Post-Traumatic
At the beginning of her seventh year Hermione boarded the Hogwarts Express with her old trunk, a brand-new knapsack, an umbrella, handbag, and picnic basket. She returned with a different knapsack and the handbag, her wand spelled smaller to fit inside it. She could feel it jangle against the other things on the bottom, her last few sickles and a lump of blue-fuzzed toffee. The arhythmic, soft jolts of magic were just enough to keep her awake, but not enough to hurt.
The trunk was destroyed toward the middle of the Death Eaters' bombardment, on the night most of Gryffindor Tower caught fire. During the evacuation, between this last stand and that safe house, she lost track of first the picnic basket, then the knapsack. Hermione suspected the picnic basket had joined the giant squid; she never could puzzle out what had happened to her umbrella. Probably it had burnt along with most of the rest of her things, but she wanted to believe a house elf had found it and made it into -- she didn't know. Clothes, maybe, or a lean-to shelter against the green and yellow storm of wizards' battles.

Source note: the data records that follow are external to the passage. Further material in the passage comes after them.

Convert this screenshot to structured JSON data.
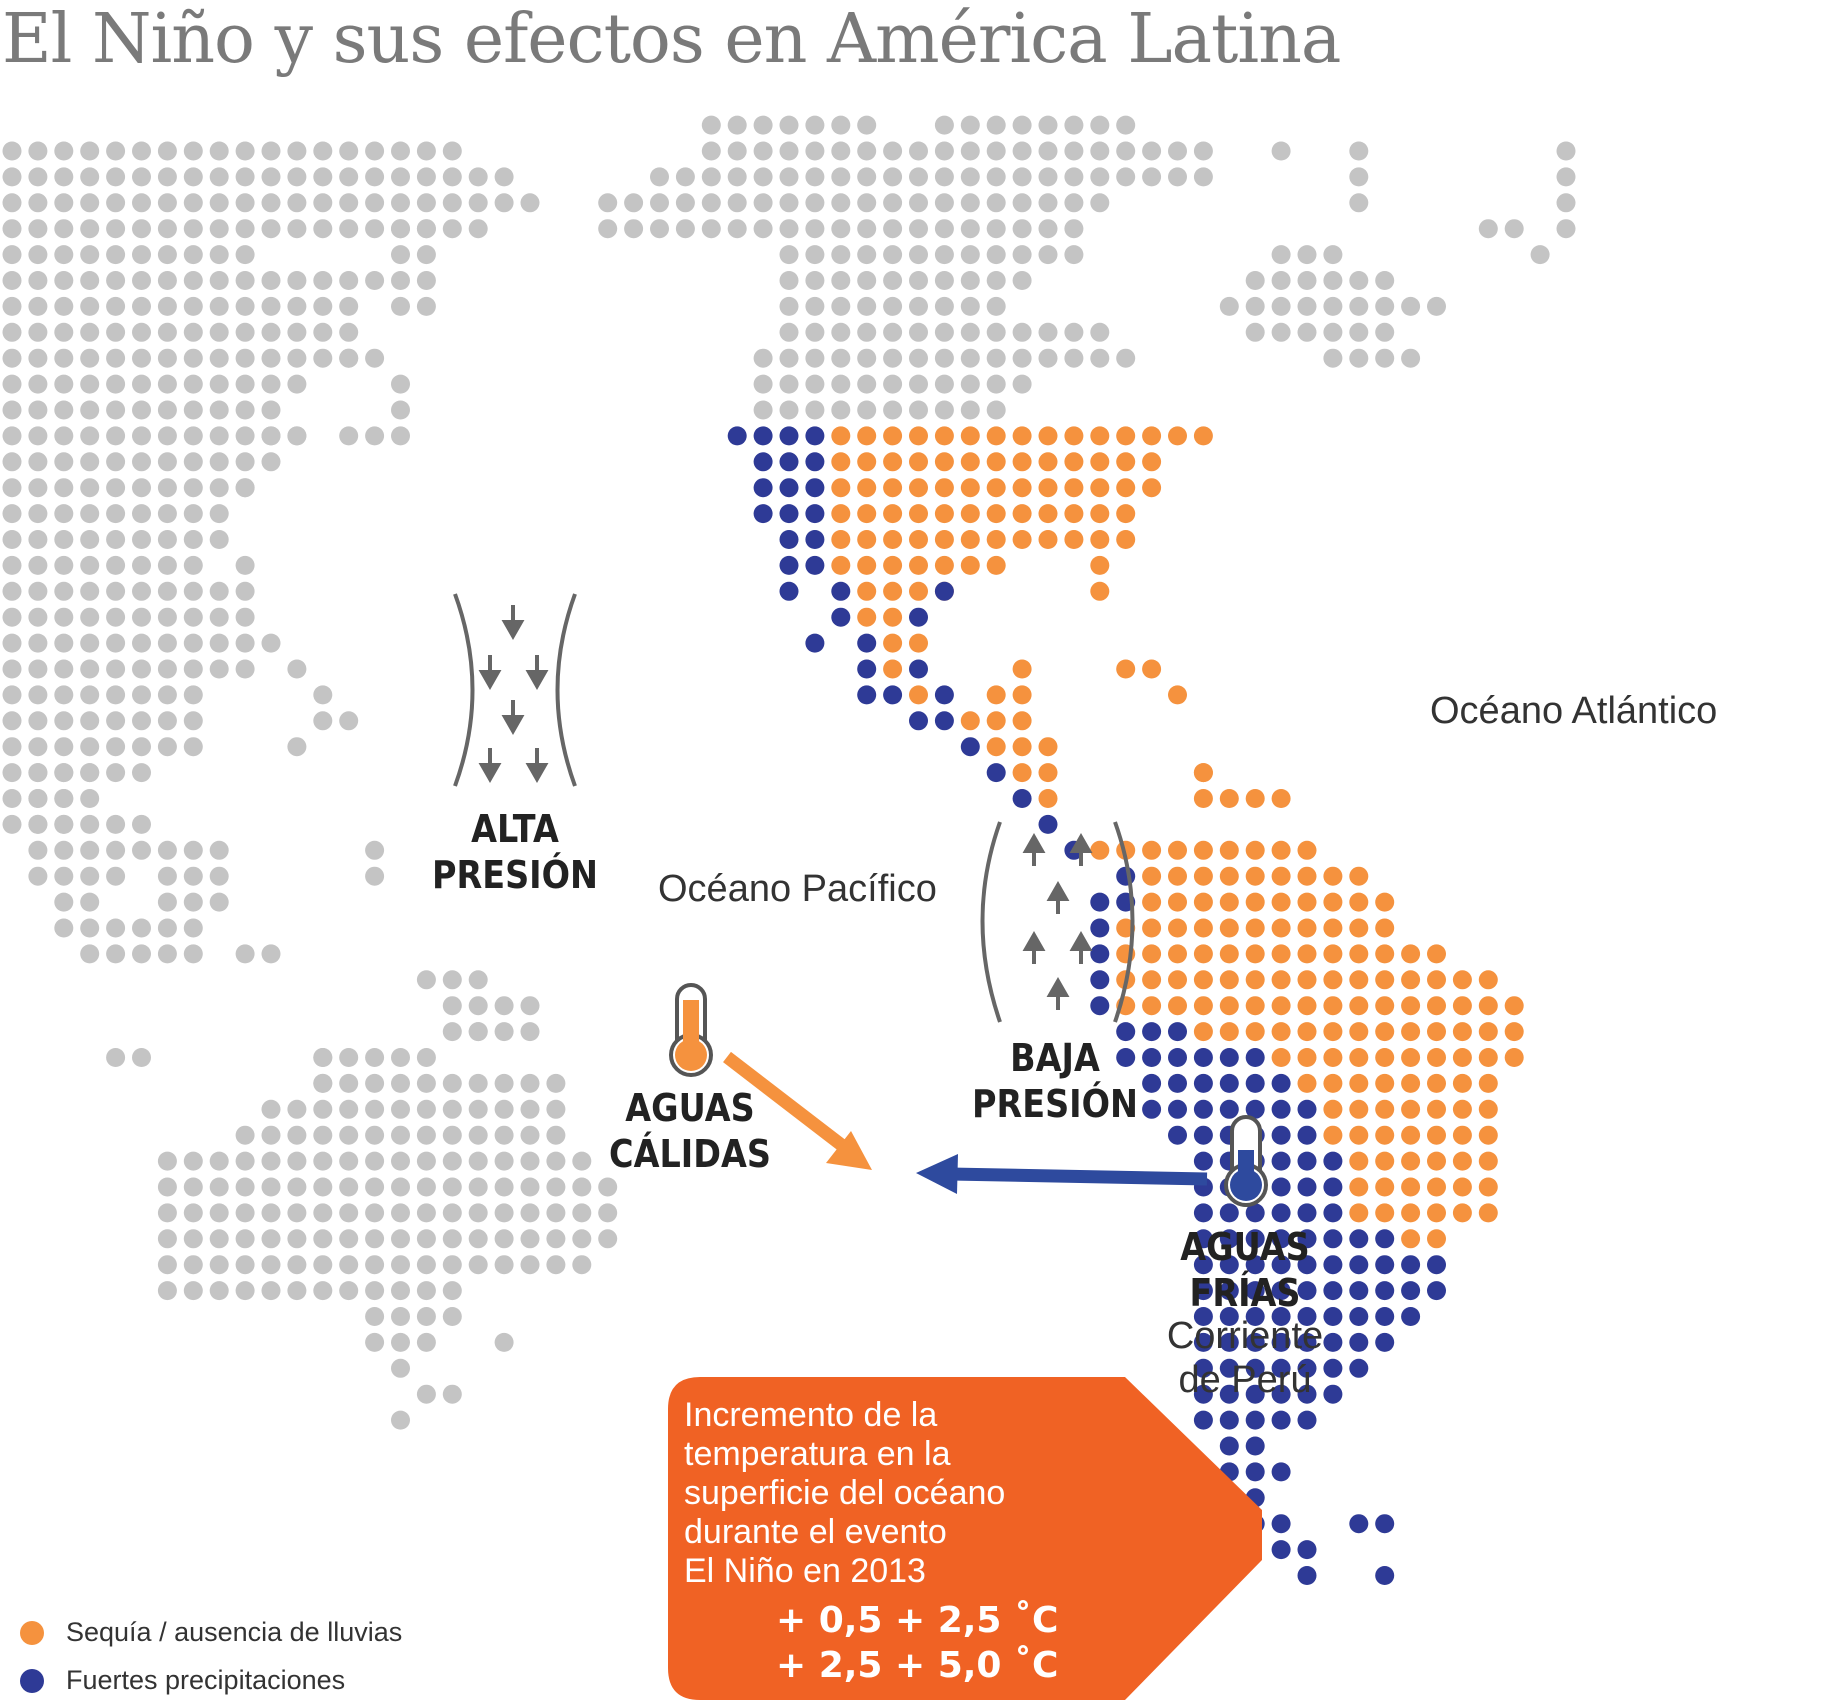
{
  "title": "El Niño y sus efectos en América Latina",
  "colors": {
    "land": "#c4c4c4",
    "drought": "#f5923e",
    "rain": "#2e3a96",
    "callout": "#f06224",
    "arrow_warm": "#f5923e",
    "arrow_cold": "#2e4a9e",
    "pressure_lines": "#666666"
  },
  "labels": {
    "ocean_pacific": "Océano Pacífico",
    "ocean_atlantic": "Océano Atlántico",
    "high_pressure_1": "ALTA",
    "high_pressure_2": "PRESIÓN",
    "low_pressure_1": "BAJA",
    "low_pressure_2": "PRESIÓN",
    "warm_waters_1": "AGUAS",
    "warm_waters_2": "CÁLIDAS",
    "cold_waters_1": "AGUAS",
    "cold_waters_2": "FRÍAS",
    "current_1": "Corriente",
    "current_2": "de Perú"
  },
  "callout": {
    "line1": "Incremento de la",
    "line2": "temperatura en la",
    "line3": "superficie del océano",
    "line4": "durante el evento",
    "line5": "El Niño en 2013",
    "value1": "+ 0,5 + 2,5 ˚C",
    "value2": "+ 2,5 + 5,0 ˚C"
  },
  "legend": [
    {
      "label": "Sequía / ausencia de lluvias",
      "color": "#f5923e",
      "icon": "orange-dot-icon"
    },
    {
      "label": "Fuertes precipitaciones",
      "color": "#2e3a96",
      "icon": "blue-dot-icon"
    }
  ]
}
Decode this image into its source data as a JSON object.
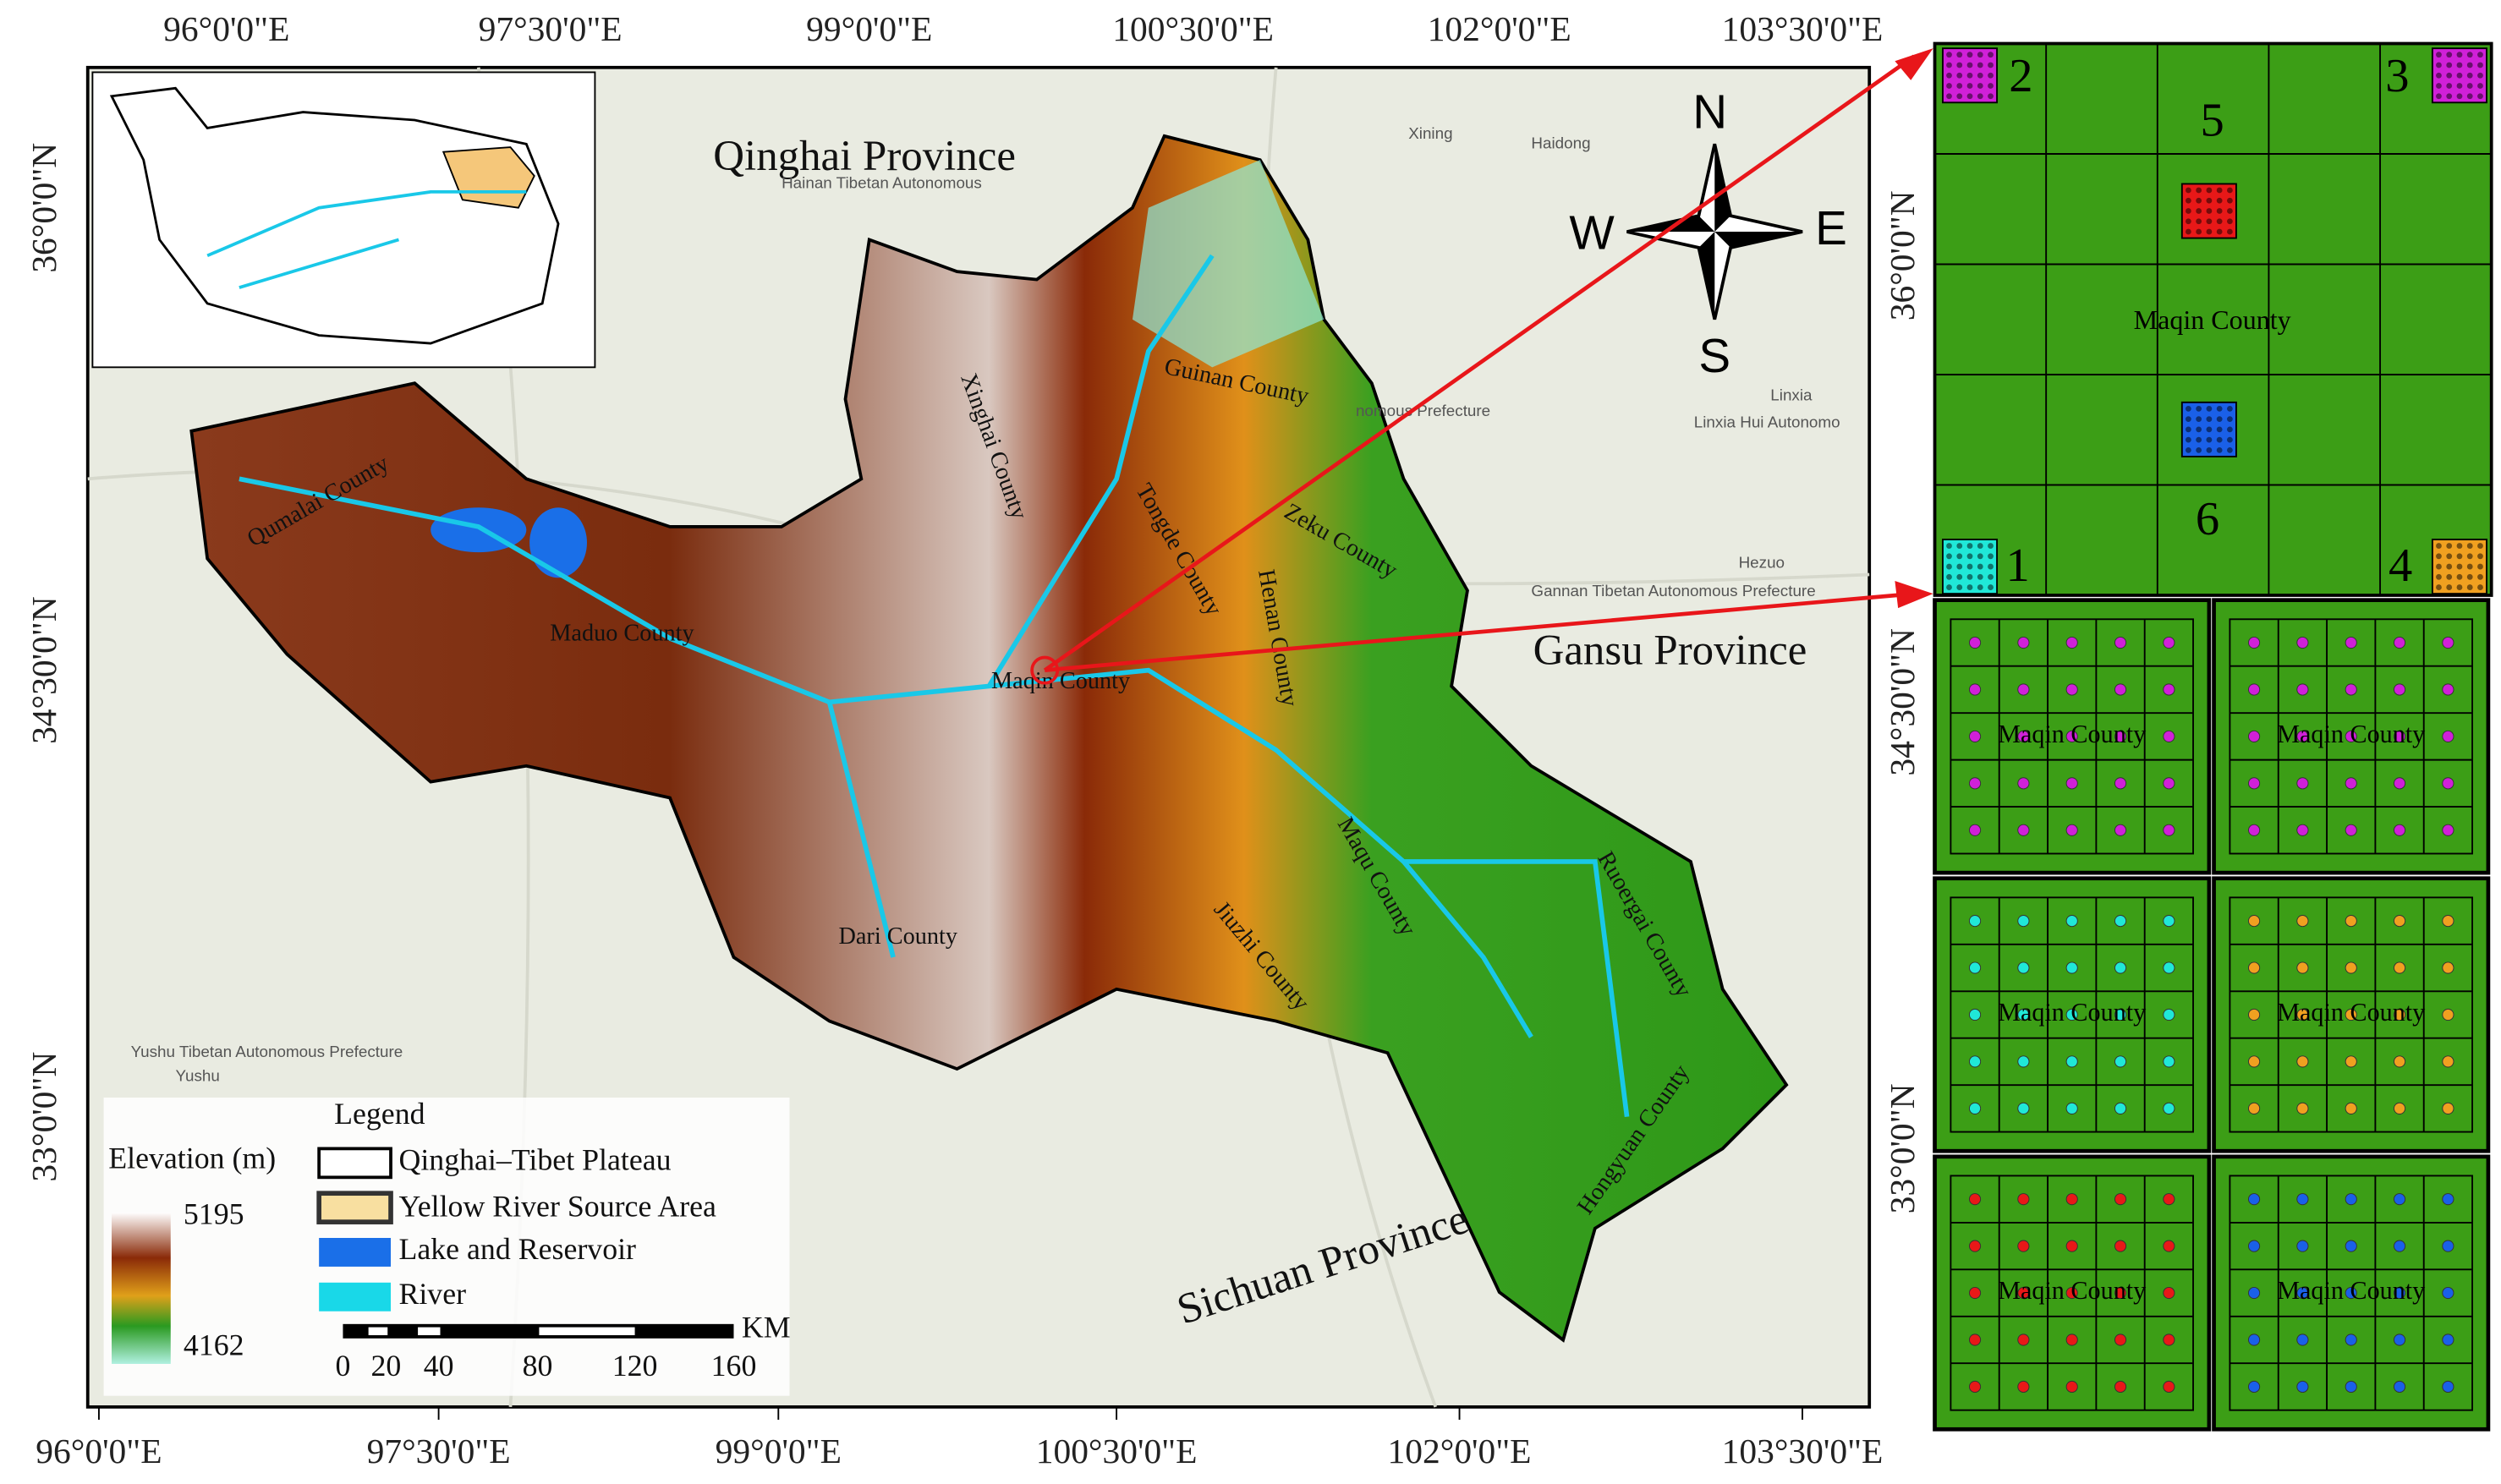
{
  "axes": {
    "top": [
      "96°0'0\"E",
      "97°30'0\"E",
      "99°0'0\"E",
      "100°30'0\"E",
      "102°0'0\"E",
      "103°30'0\"E"
    ],
    "bottom": [
      "96°0'0\"E",
      "97°30'0\"E",
      "99°0'0\"E",
      "100°30'0\"E",
      "102°0'0\"E",
      "103°30'0\"E"
    ],
    "left": [
      "36°0'0\"N",
      "34°30'0\"N",
      "33°0'0\"N"
    ],
    "right": [
      "36°0'0\"N",
      "34°30'0\"N",
      "33°0'0\"N"
    ]
  },
  "provinces": [
    "Qinghai Province",
    "Gansu Province",
    "Sichuan Province"
  ],
  "counties": [
    "Qumalai County",
    "Maduo County",
    "Dari County",
    "Maqin County",
    "Guinan County",
    "Tongde County",
    "Xinghai County",
    "Zeku County",
    "Henan County",
    "Maqu County",
    "Jiuzhi County",
    "Ruoergai County",
    "Hongyuan County"
  ],
  "basemap_labels": [
    "Xining",
    "Haidong",
    "Hainan Tibetan Autonomous",
    "nomous Prefecture",
    "Linxia",
    "Linxia Hui Autonomo",
    "Hezuo",
    "Gannan Tibetan Autonomous Prefecture",
    "Yushu Tibetan Autonomous Prefecture",
    "Yushu"
  ],
  "compass": {
    "n": "N",
    "s": "S",
    "w": "W",
    "e": "E"
  },
  "legend": {
    "title": "Legend",
    "elevation_title": "Elevation (m)",
    "elevation_max": "5195",
    "elevation_min": "4162",
    "items": [
      "Qinghai–Tibet Plateau",
      "Yellow River Source Area",
      "Lake and Reservoir",
      "River"
    ]
  },
  "scale_bar": {
    "unit": "KM",
    "ticks": [
      "0",
      "20",
      "40",
      "80",
      "120",
      "160"
    ]
  },
  "detail_panel": {
    "numbers": [
      "1",
      "2",
      "3",
      "4",
      "5",
      "6"
    ],
    "label": "Maqin County"
  },
  "sample_panels": [
    "Maqin County",
    "Maqin County",
    "Maqin County",
    "Maqin County",
    "Maqin County",
    "Maqin County"
  ]
}
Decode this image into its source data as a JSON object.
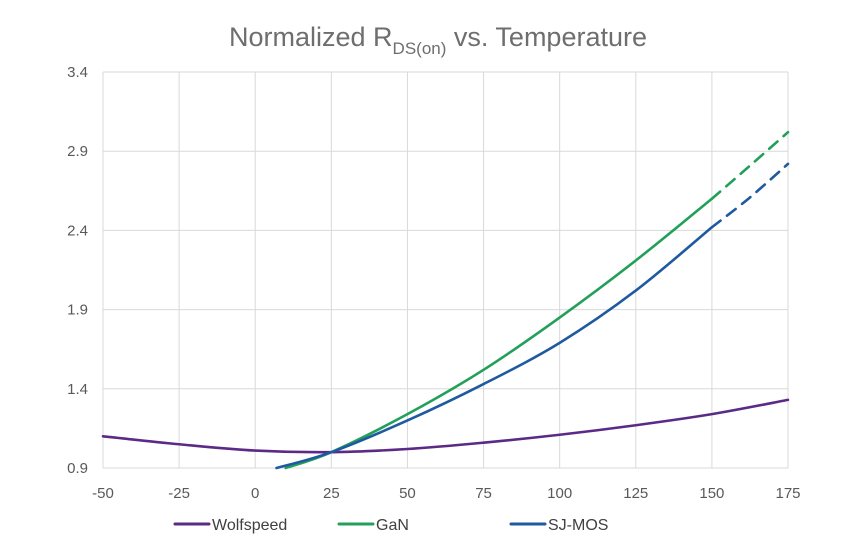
{
  "chart_data": {
    "type": "line",
    "title": {
      "main": "Normalized R",
      "subscript": "DS(on)",
      "suffix": " vs. Temperature"
    },
    "xlabel": "",
    "ylabel": "",
    "x_ticks": [
      "-50",
      "-25",
      "0",
      "25",
      "50",
      "75",
      "100",
      "125",
      "150",
      "175"
    ],
    "y_ticks": [
      "3.4",
      "2.9",
      "2.4",
      "1.9",
      "1.4",
      "0.9"
    ],
    "xlim": [
      -50,
      175
    ],
    "ylim": [
      0.9,
      3.4
    ],
    "grid": true,
    "legend_position": "bottom",
    "series": [
      {
        "name": "Wolfspeed",
        "color": "#5b2a86",
        "style": "solid",
        "x": [
          -50,
          -25,
          0,
          25,
          50,
          75,
          100,
          125,
          150,
          175
        ],
        "y": [
          1.1,
          1.05,
          1.01,
          1.0,
          1.02,
          1.06,
          1.11,
          1.17,
          1.24,
          1.33
        ]
      },
      {
        "name": "GaN",
        "color": "#22a05a",
        "style": "solid",
        "x": [
          10,
          25,
          50,
          75,
          100,
          125,
          150
        ],
        "y": [
          0.9,
          1.0,
          1.24,
          1.52,
          1.85,
          2.21,
          2.6
        ]
      },
      {
        "name": "GaN",
        "color": "#22a05a",
        "style": "dashed",
        "x": [
          150,
          162,
          175
        ],
        "y": [
          2.6,
          2.8,
          3.02
        ]
      },
      {
        "name": "SJ-MOS",
        "color": "#1f5aa0",
        "style": "solid",
        "x": [
          7,
          25,
          50,
          75,
          100,
          125,
          150
        ],
        "y": [
          0.9,
          1.0,
          1.2,
          1.43,
          1.69,
          2.02,
          2.42
        ]
      },
      {
        "name": "SJ-MOS",
        "color": "#1f5aa0",
        "style": "dashed",
        "x": [
          150,
          162,
          175
        ],
        "y": [
          2.42,
          2.6,
          2.82
        ]
      }
    ],
    "legend": [
      {
        "label": "Wolfspeed",
        "color": "#5b2a86"
      },
      {
        "label": "GaN",
        "color": "#22a05a"
      },
      {
        "label": "SJ-MOS",
        "color": "#1f5aa0"
      }
    ]
  }
}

Hermione Apparated in the clump of trees next to her parents' house to find workmen tearing up the road. No one seemed to be home. Only Muggle machines, she told herself, they won't hurt you. In another time, another place, that might have been a bitter joke. Hermione felt bone-tired, incapable of irony.
One of the neighbor children was practicing the clarinet, warbling though the same arpeggioes over and over.
If Hermione were ever to cry over everything lost in the war, the blunt stupidity of all the deaths she was still ashamed she couldn't put names to, it would have been then. It should have been then.